Nach den schwerwiegenden Misshandlungsvorwürfen gegen Bedienstete der Justizvollzugsanstalt (JVA) Augsburg-Gablingen sieht Bayerns Justizminister Georg Eisenreich (CSU) Fehler im bisherigen Überwachungssystem von Gefängnissen. Wie die Zeit am 7. November 2024 berichtete, räumte Eisenreich im Rechtsausschuss des Landtags in München ein: "Es sind Fehler passiert, daraus müssen wir Konsequenzen ziehen." Die Augsburger Staatsanwaltschaft ermittelt derzeit gegen 16 Mitarbeiter der JVA, darunter die ehemalige stellvertretende Anstaltsleiterin. Die Vorwürfe beziehen sich hauptsächlich auf mögliche Körperverletzungsdelikte, insbesondere in den sogenannten "besonders gesicherten Hafträumen". Für die Beschuldigten gilt die Unschuldsvermutung.
Eisenreich erklärte, die Vorwürfe, ursprünglich von einer Anstaltsärztin gemeldet, seien dem Ministerium bereits vor etwa einem Jahr bekannt gewesen. Trotz Einschaltung der Staatsanwaltschaft kam es zunächst zu keinem Ermittlungsverfahren. Erst im Oktober 2024 sah die Staatsanwaltschaft ausreichend Hinweise für eine Durchsuchung der JVA Gablingen und die Sicherstellung von Unterlagen. Wie die Süddeutsche Zeitung am 7. November 2024 berichtete, gab Eisenreich zu, die Dimension der Vorwürfe sei in seinem Haus unterschätzt worden. Er selbst sei erst im Oktober 2023 von den Hinweisen der JVA-Ärztin informiert worden. "Rückblickend muss man trotzdem sagen, dass man hätte mehr tun müssen", so Eisenreich. Er habe bereits verschiedene Konsequenzen gezogen, darunter die Einführung von mehr und besseren Kontrollmechanismen für Gefängnisse.

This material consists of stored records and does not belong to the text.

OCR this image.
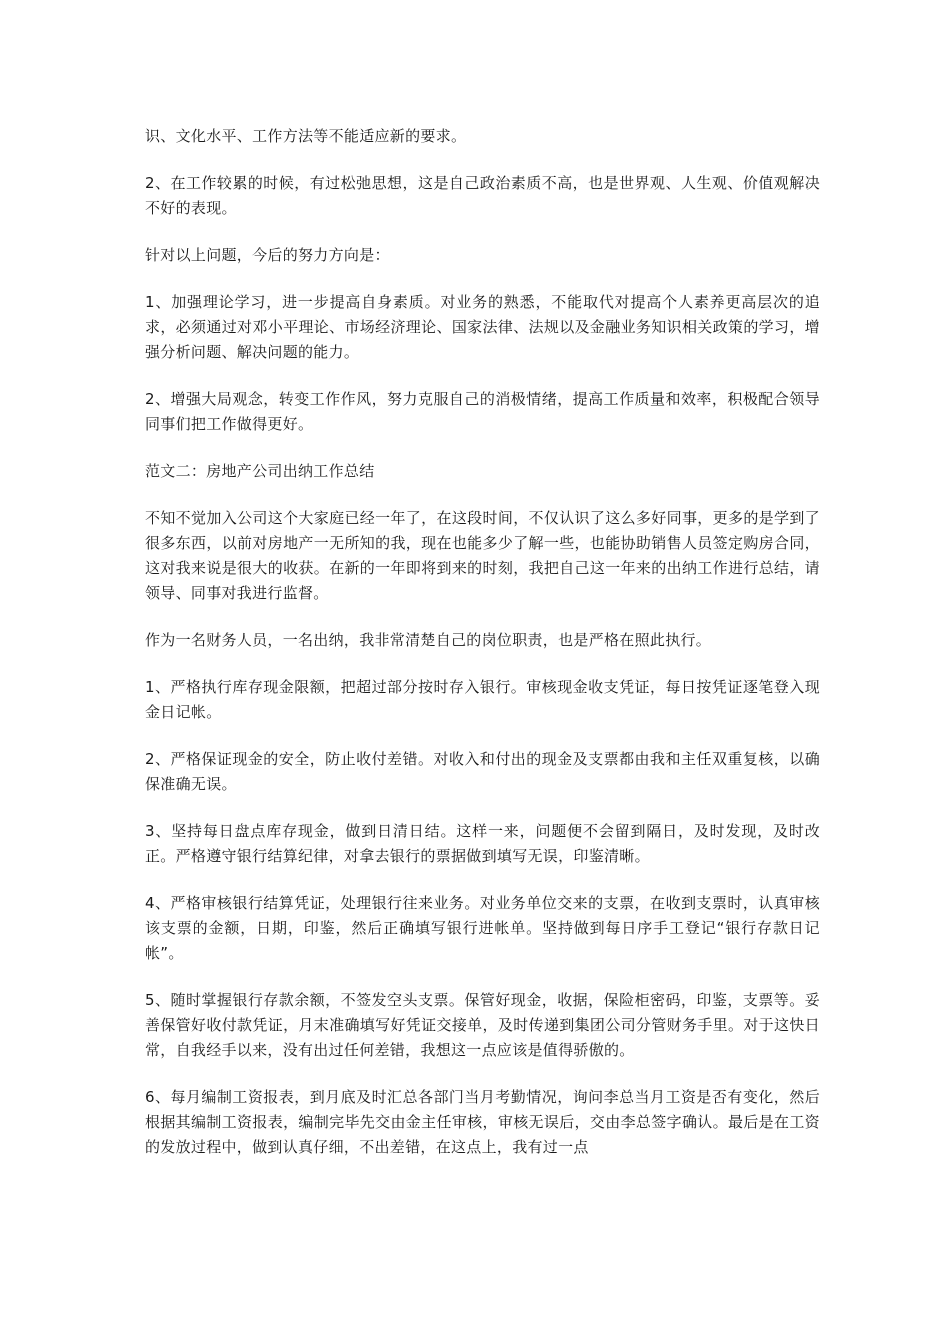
识、文化水平、工作方法等不能适应新的要求。

2、在工作较累的时候，有过松弛思想，这是自己政治素质不高，也是世界观、人生观、价值观解决不好的表现。

针对以上问题，今后的努力方向是：

1、加强理论学习，进一步提高自身素质。对业务的熟悉，不能取代对提高个人素养更高层次的追求，必须通过对邓小平理论、市场经济理论、国家法律、法规以及金融业务知识相关政策的学习，增强分析问题、解决问题的能力。

2、增强大局观念，转变工作作风，努力克服自己的消极情绪，提高工作质量和效率，积极配合领导同事们把工作做得更好。

范文二：房地产公司出纳工作总结

不知不觉加入公司这个大家庭已经一年了，在这段时间，不仅认识了这么多好同事，更多的是学到了很多东西，以前对房地产一无所知的我，现在也能多少了解一些，也能协助销售人员签定购房合同，这对我来说是很大的收获。在新的一年即将到来的时刻，我把自己这一年来的出纳工作进行总结，请领导、同事对我进行监督。

作为一名财务人员，一名出纳，我非常清楚自己的岗位职责，也是严格在照此执行。

1、严格执行库存现金限额，把超过部分按时存入银行。审核现金收支凭证，每日按凭证逐笔登入现金日记帐。

2、严格保证现金的安全，防止收付差错。对收入和付出的现金及支票都由我和主任双重复核，以确保准确无误。

3、坚持每日盘点库存现金，做到日清日结。这样一来，问题便不会留到隔日，及时发现，及时改正。严格遵守银行结算纪律，对拿去银行的票据做到填写无误，印鉴清晰。

4、严格审核银行结算凭证，处理银行往来业务。对业务单位交来的支票，在收到支票时，认真审核该支票的金额，日期，印鉴，然后正确填写银行进帐单。坚持做到每日序手工登记“银行存款日记帐”。

5、随时掌握银行存款余额，不签发空头支票。保管好现金，收据，保险柜密码，印鉴，支票等。妥善保管好收付款凭证，月末准确填写好凭证交接单，及时传递到集团公司分管财务手里。对于这快日常，自我经手以来，没有出过任何差错，我想这一点应该是值得骄傲的。

6、每月编制工资报表，到月底及时汇总各部门当月考勤情况，询问李总当月工资是否有变化，然后根据其编制工资报表，编制完毕先交由金主任审核，审核无误后，交由李总签字确认。最后是在工资的发放过程中，做到认真仔细，不出差错，在这点上，我有过一点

Die Augsburger Allgemeine berichtete am 31. Oktober 2024, dass die Anwälte der suspendierten Vize-Gefängnisleiterin die Vorwürfe zurückweisen und Ministerpräsident Markus Söder aufgefordert haben, dem Justizministerium die Aufsicht über die JVA Augsburg-Gablingen zu entziehen. Auch die Grünen-Opposition im Landtag kritisierte das Ministerium scharf. Wie auf der Webseite der Grünen-Fraktion im Bayerischen Landtag vom 6. November 2024 zu lesen ist, befürchten die Grünen Verdunklungsgefahr und fordern umfassende Aufklärung. Sie stellen unter anderem die Frage, wann genau Minister Eisenreich von den Vorwürfen erfahren hat und ob nach den ersten Hinweisen im Herbst 2023 weitere Vorfälle stattgefunden haben. Die Grünen fordern außerdem Aufklärung darüber, ob Zeug*innen unter Druck gesetzt oder Beweismittel vernichtet wurden. Auch die Frage nach der Situation in anderen bayerischen Gefängnissen wird aufgeworfen.
Die Borkener Zeitung berichtete am 31. Oktober 2024, dass Grüne und SPD dem Justizministerium vorwerfen, die Misshandlungsvorwürfe nicht ernst genug genommen zu haben. Sie kritisieren, dass das Ministerium nach den ersten Hinweisen nicht konsequent und schnell genug reagiert habe. Der Grünen-Rechtssprecher Toni Schuberl forderte Ministerpräsident Söder auf, sich einzuschalten.